Last week I did something I’ve never done before, a feat beyond the realm of my imagination. Two days in a row, I forgot my cellphone at home . . . and didn’t go back for it. Chances are, you can empathize with the panic I felt when I realized my oversight. According to the Pew Research Center, more than 75 percent of American adults own smartphones; of those, nearly half say they “couldn’t live without” them.
Before last week, I might have placed myself in that category. My Galaxy S7 has become a virtual appendage; not just a reliable tool, but a source of entertainment and comfort. On the rare occasions when I’ve found myself inadvertently phoneless, I’ve always returned home, sheepishly, to retrieve it from the nightstand. But last Sunday, I was running late for my gig, so turning around was out of the question. And the next day, having already arrived at my destination (and having survived five phone-free hours the evening before), I didn’t feel compelled to drive all the way back. In fact, I felt surprisingly relaxed.
My two best friends have healthier relationships with their phones than I do. One purposely leaves his in the car whenever he attends a social function. The other is even less attached and often doesn’t even know where hers is. Their comfort with disconnection used to provoke marvel and envy, but not enough for me to adopt their take-it-or-leave-it composure.
Until now, that is. My newfound ability to let sleeping phones lie is, I’m sure, due to a couple of articles I recently read. In The Guardian, journalist Paul Lewis explained “How Silicon Valley hooks us” with instant-yet-fleeting gratification. Lewis found that the very engineers who designed those addictive features such as the “Like” button and the pull-to-refresh mechanism are curbing their own social media activity. And writer Craig Mod captured my attention with a Backchannel.com article that began, “There are a thousand beautiful ways to start the day that don’t begin with looking at your phone. And yet so few of us choose to do so.” Mod’s essay recounted a monthlong retreat from the internet and his subsequent success in finding a reasonable balance.

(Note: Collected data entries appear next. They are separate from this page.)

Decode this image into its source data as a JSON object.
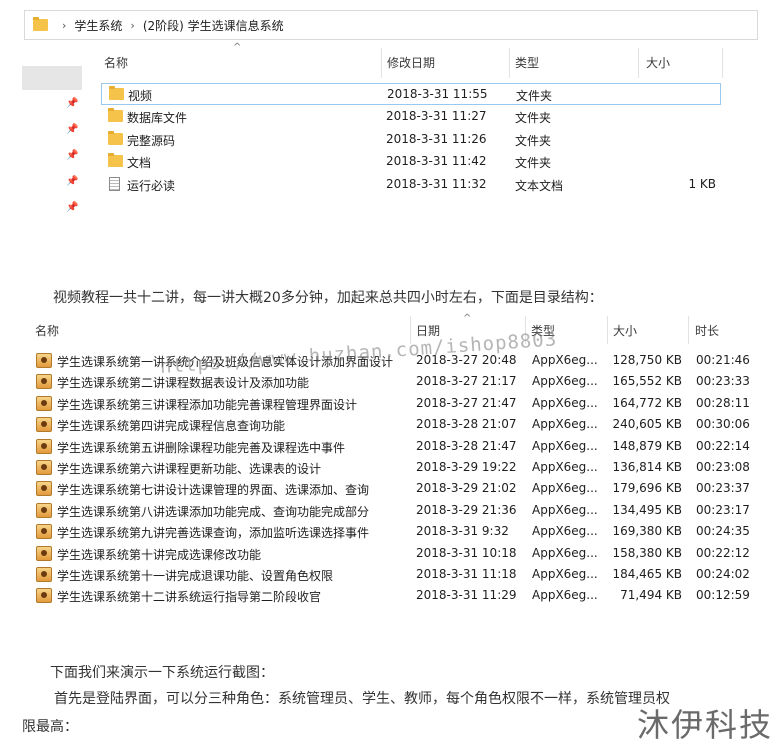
{
  "explorer": {
    "breadcrumb": [
      "学生系统",
      "(2阶段) 学生选课信息系统"
    ],
    "columns": {
      "name": "名称",
      "date": "修改日期",
      "type": "类型",
      "size": "大小"
    },
    "files": [
      {
        "name": "视频",
        "date": "2018-3-31 11:55",
        "type": "文件夹",
        "size": "",
        "icon": "folder-icon"
      },
      {
        "name": "数据库文件",
        "date": "2018-3-31 11:27",
        "type": "文件夹",
        "size": "",
        "icon": "folder-icon"
      },
      {
        "name": "完整源码",
        "date": "2018-3-31 11:26",
        "type": "文件夹",
        "size": "",
        "icon": "folder-icon"
      },
      {
        "name": "文档",
        "date": "2018-3-31 11:42",
        "type": "文件夹",
        "size": "",
        "icon": "folder-icon"
      },
      {
        "name": "运行必读",
        "date": "2018-3-31 11:32",
        "type": "文本文档",
        "size": "1 KB",
        "icon": "text-file-icon"
      }
    ]
  },
  "intro_text": "视频教程一共十二讲，每一讲大概20多分钟，加起来总共四小时左右，下面是目录结构：",
  "videos": {
    "columns": {
      "name": "名称",
      "date": "日期",
      "type": "类型",
      "size": "大小",
      "duration": "时长"
    },
    "rows": [
      {
        "name": "学生选课系统第一讲系统介绍及班级信息实体设计添加界面设计",
        "date": "2018-3-27 20:48",
        "type": "AppX6eg...",
        "size": "128,750 KB",
        "duration": "00:21:46"
      },
      {
        "name": "学生选课系统第二讲课程数据表设计及添加功能",
        "date": "2018-3-27 21:17",
        "type": "AppX6eg...",
        "size": "165,552 KB",
        "duration": "00:23:33"
      },
      {
        "name": "学生选课系统第三讲课程添加功能完善课程管理界面设计",
        "date": "2018-3-27 21:47",
        "type": "AppX6eg...",
        "size": "164,772 KB",
        "duration": "00:28:11"
      },
      {
        "name": "学生选课系统第四讲完成课程信息查询功能",
        "date": "2018-3-28 21:07",
        "type": "AppX6eg...",
        "size": "240,605 KB",
        "duration": "00:30:06"
      },
      {
        "name": "学生选课系统第五讲删除课程功能完善及课程选中事件",
        "date": "2018-3-28 21:47",
        "type": "AppX6eg...",
        "size": "148,879 KB",
        "duration": "00:22:14"
      },
      {
        "name": "学生选课系统第六讲课程更新功能、选课表的设计",
        "date": "2018-3-29 19:22",
        "type": "AppX6eg...",
        "size": "136,814 KB",
        "duration": "00:23:08"
      },
      {
        "name": "学生选课系统第七讲设计选课管理的界面、选课添加、查询",
        "date": "2018-3-29 21:02",
        "type": "AppX6eg...",
        "size": "179,696 KB",
        "duration": "00:23:37"
      },
      {
        "name": "学生选课系统第八讲选课添加功能完成、查询功能完成部分",
        "date": "2018-3-29 21:36",
        "type": "AppX6eg...",
        "size": "134,495 KB",
        "duration": "00:23:17"
      },
      {
        "name": "学生选课系统第九讲完善选课查询，添加监听选课选择事件",
        "date": "2018-3-31 9:32",
        "type": "AppX6eg...",
        "size": "169,380 KB",
        "duration": "00:24:35"
      },
      {
        "name": "学生选课系统第十讲完成选课修改功能",
        "date": "2018-3-31 10:18",
        "type": "AppX6eg...",
        "size": "158,380 KB",
        "duration": "00:22:12"
      },
      {
        "name": "学生选课系统第十一讲完成退课功能、设置角色权限",
        "date": "2018-3-31 11:18",
        "type": "AppX6eg...",
        "size": "184,465 KB",
        "duration": "00:24:02"
      },
      {
        "name": "学生选课系统第十二讲系统运行指导第二阶段收官",
        "date": "2018-3-31 11:29",
        "type": "AppX6eg...",
        "size": "71,494 KB",
        "duration": "00:12:59"
      }
    ]
  },
  "demo_text": "下面我们来演示一下系统运行截图：",
  "login_text_1": "首先是登陆界面，可以分三种角色：系统管理员、学生、教师，每个角色权限不一样，系统管理员权",
  "login_text_2": "限最高：",
  "watermark": "https://www.huzhan.com/ishop8803",
  "brand": "沐伊科技"
}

Now that I think about it, forgetting my phone was probably a subconscious choice, spurred by those articles. Mod’s description of meditative coffee breaks without phone in hand, of quiet evenings spent reading books rather than posts and tweets, stirred nostalgic musings of days not so long ago.

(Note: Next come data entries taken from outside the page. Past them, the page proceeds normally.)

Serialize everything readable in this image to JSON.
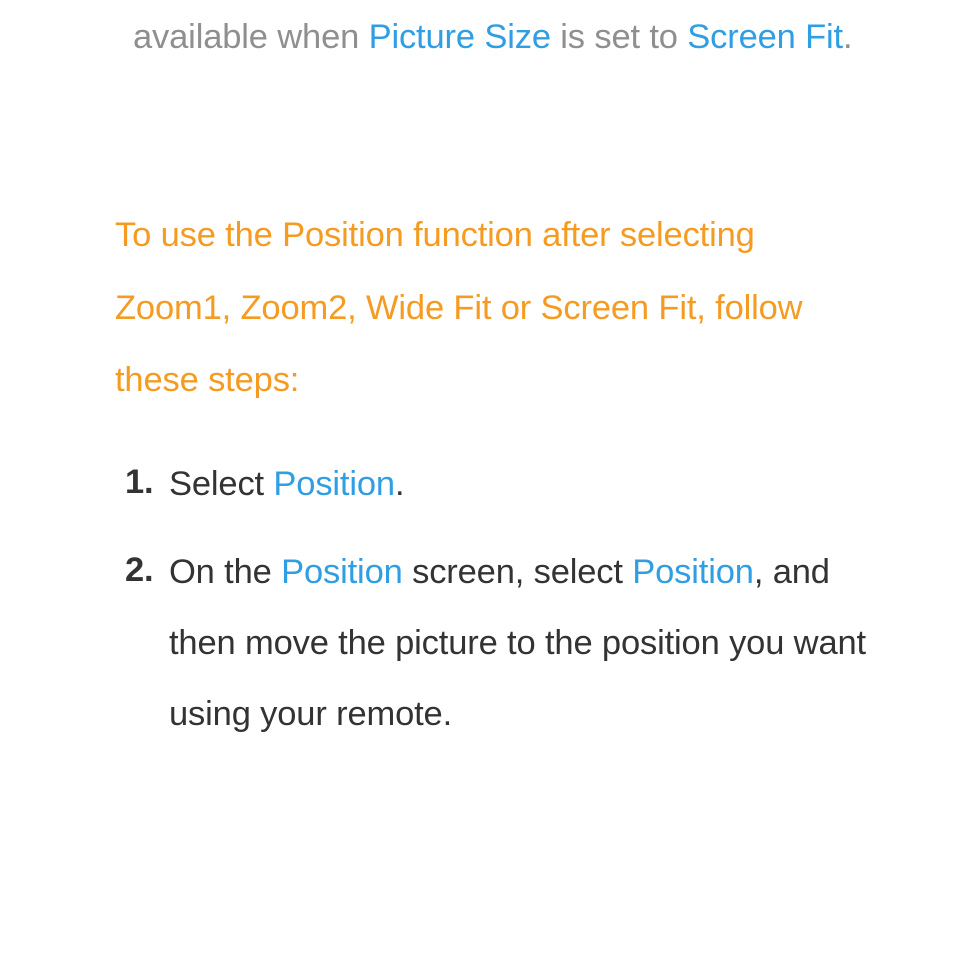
{
  "para1": {
    "t1": "available when ",
    "t2": "Picture Size",
    "t3": " is set to ",
    "t4": "Screen Fit",
    "t5": "."
  },
  "para2": {
    "text": "To use the Position function after selecting Zoom1, Zoom2, Wide Fit or Screen Fit, follow these steps:"
  },
  "steps": [
    {
      "num": "1.",
      "parts": [
        {
          "text": "Select ",
          "cls": "black"
        },
        {
          "text": "Position",
          "cls": "blue"
        },
        {
          "text": ".",
          "cls": "black"
        }
      ]
    },
    {
      "num": "2.",
      "parts": [
        {
          "text": "On the ",
          "cls": "black"
        },
        {
          "text": "Position",
          "cls": "blue"
        },
        {
          "text": " screen, select ",
          "cls": "black"
        },
        {
          "text": "Position",
          "cls": "blue"
        },
        {
          "text": ", and then move the picture to the position you want using your remote.",
          "cls": "black"
        }
      ]
    }
  ]
}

In my teens, I had fantasized about someday having a telephone in my car, like the rich and famous folks I’d see on TV. No more missed opportunities because I was out cruising instead of sitting by the phone at home, no need to search for a pay phone and the loose change to feed it. A car phone would be one of the measures of my eventual success, I thought.

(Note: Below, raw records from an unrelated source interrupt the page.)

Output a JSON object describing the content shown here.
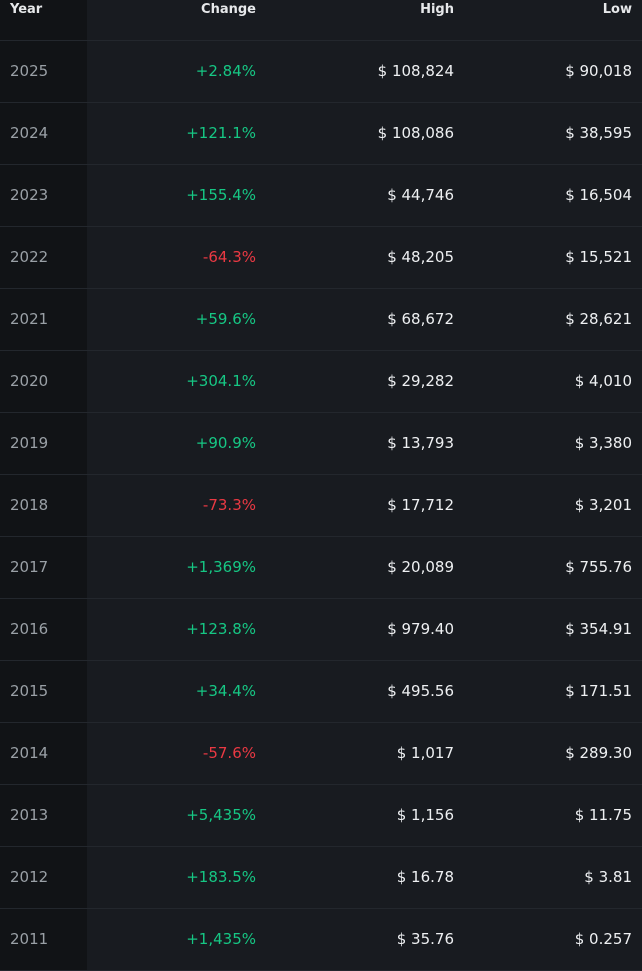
{
  "table": {
    "headers": {
      "year": "Year",
      "change": "Change",
      "high": "High",
      "low": "Low"
    },
    "colors": {
      "positive": "#16c784",
      "negative": "#ea3943"
    },
    "rows": [
      {
        "year": "2025",
        "change": "+2.84%",
        "high": "$ 108,824",
        "low": "$ 90,018"
      },
      {
        "year": "2024",
        "change": "+121.1%",
        "high": "$ 108,086",
        "low": "$ 38,595"
      },
      {
        "year": "2023",
        "change": "+155.4%",
        "high": "$ 44,746",
        "low": "$ 16,504"
      },
      {
        "year": "2022",
        "change": "-64.3%",
        "high": "$ 48,205",
        "low": "$ 15,521"
      },
      {
        "year": "2021",
        "change": "+59.6%",
        "high": "$ 68,672",
        "low": "$ 28,621"
      },
      {
        "year": "2020",
        "change": "+304.1%",
        "high": "$ 29,282",
        "low": "$ 4,010"
      },
      {
        "year": "2019",
        "change": "+90.9%",
        "high": "$ 13,793",
        "low": "$ 3,380"
      },
      {
        "year": "2018",
        "change": "-73.3%",
        "high": "$ 17,712",
        "low": "$ 3,201"
      },
      {
        "year": "2017",
        "change": "+1,369%",
        "high": "$ 20,089",
        "low": "$ 755.76"
      },
      {
        "year": "2016",
        "change": "+123.8%",
        "high": "$ 979.40",
        "low": "$ 354.91"
      },
      {
        "year": "2015",
        "change": "+34.4%",
        "high": "$ 495.56",
        "low": "$ 171.51"
      },
      {
        "year": "2014",
        "change": "-57.6%",
        "high": "$ 1,017",
        "low": "$ 289.30"
      },
      {
        "year": "2013",
        "change": "+5,435%",
        "high": "$ 1,156",
        "low": "$ 11.75"
      },
      {
        "year": "2012",
        "change": "+183.5%",
        "high": "$ 16.78",
        "low": "$ 3.81"
      },
      {
        "year": "2011",
        "change": "+1,435%",
        "high": "$ 35.76",
        "low": "$ 0.257"
      }
    ]
  }
}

I never got the car phone, but my first cellphone was provided as a perk of the radio job I had in the mid-1980s. It seemed sort of decadent at the time, and I was almost embarrassed to use it. But it didn’t take long for the novelty to become normalcy. And with the evolution of phones into personal assistants and windows to the world, I became one of the millions who perceive these instruments as necessities.
Until last week, anyway. The few hours away from my phone/email/calendar/search engine/social media/video games were much more pleasant than I had expected. Disconnection from the virtual world allowed me to better connect with the real one, to be fully present in the present.
So, like Craig Mod, I’ve decided to impose a few boundaries on myself. No longer will my phone be the first thing I touch in the morning or the last at night. I’m turning off the notification alerts and resisting the urge to check on how many likes and shares my posts have received. I’m determined to be smarter than my smartphone.